Although Hannah is home with her family, Hebrews 13:3 reminds her to "remember those in prison as if you were there with them." The Overton's heart is to share their story, encourage those facing times of sorrow, and to always trust that God is faithful to lead them every step of the way. They will continue to minister to those behind the gates and remind the church that this charge is not only for those who have been there like Hannah, but for all believers!

Texas Appleseed

Texas Appleseed is a public interest justice center. Our nonprofit works to change unjust laws and policies that prevent Texans from realizing their full potential. We anchor a dynamic network of pro bono partners and collaborators to develop and advocate for innovative and practical solutions to complex issues. Texas Appleseed also conducts data-driven research that uncovers inequity in laws and policies and identifies solutions for lasting, concrete change. The many issues on which we work are united by the goal of greater justice. When justice is beyond reach, Texas Appleseed provides the ladder.

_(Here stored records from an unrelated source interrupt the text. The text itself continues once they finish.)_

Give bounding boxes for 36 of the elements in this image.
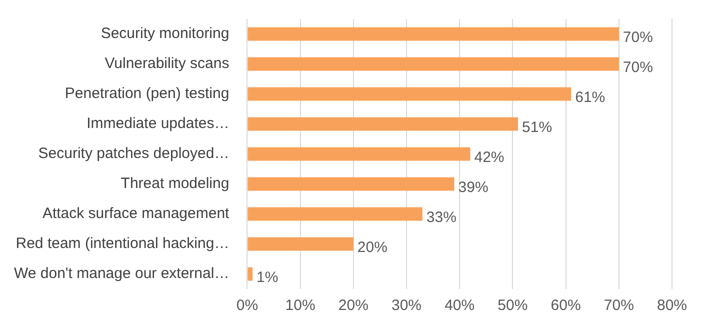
x-tick-label: 40% — [444, 297, 475, 314]
data-label: 70% — [622, 29, 653, 46]
data-label: 61% — [575, 89, 606, 106]
x-tick-label: 80% — [656, 297, 688, 314]
data-label: 51% — [522, 119, 552, 136]
data-label: 1% — [256, 269, 278, 286]
y-tick-label: Security patches deployed… — [38, 145, 230, 162]
bar — [248, 207, 422, 221]
bar — [248, 57, 619, 71]
bar — [248, 87, 572, 101]
bar — [248, 237, 354, 251]
data-label: 33% — [426, 209, 456, 226]
data-label: 20% — [357, 239, 388, 256]
y-tick-label: Vulnerability scans — [104, 55, 230, 72]
y-tick-label: Threat modeling — [120, 175, 230, 192]
x-tick-label: 60% — [550, 297, 581, 314]
bar — [248, 27, 619, 41]
y-tick-label: Attack surface management — [42, 205, 230, 222]
y-tick-label: Red team (intentional hacking… — [16, 235, 230, 252]
bar — [248, 267, 253, 281]
bar — [248, 147, 470, 161]
y-tick-label: Penetration (pen) testing — [64, 85, 230, 102]
data-label: 39% — [458, 179, 488, 196]
y-tick-label: We don't manage our external… — [14, 265, 230, 282]
bar — [248, 177, 454, 191]
bar — [248, 117, 518, 131]
x-tick-label: 0% — [236, 297, 258, 314]
y-tick-label: Immediate updates… — [86, 115, 230, 132]
x-tick-label: 20% — [338, 297, 368, 314]
x-tick-label: 50% — [498, 297, 528, 314]
data-label: 70% — [622, 59, 653, 76]
y-tick-label: Security monitoring — [100, 25, 230, 42]
x-tick-label: 10% — [285, 297, 316, 314]
data-label: 42% — [474, 149, 504, 166]
x-tick-label: 70% — [604, 297, 634, 314]
x-tick-label: 30% — [391, 297, 422, 314]
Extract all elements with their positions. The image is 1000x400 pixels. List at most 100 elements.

Texas Appleseed promotes social and economic justice for all Texans by leveraging the skills and resources of volunteer lawyers and other professionals to identify practical solutions to difficult, systemic problems.

Truth Be Told

With headquarters in Austin, the mission of Truth Be Told is to provide transformational programs through self-discovery for women who are or who have been incarcerated, resulting in increased self-worth, accountability, and positive contributions to society.

Their prison and jail on-site programs provide for personal and spiritual growth and healing from past trauma through truth-telling in safe environments.

Truth Be Told envisions a society where all justice system-involved women are restored to integrity, thereby breaking the cycle of incarceration.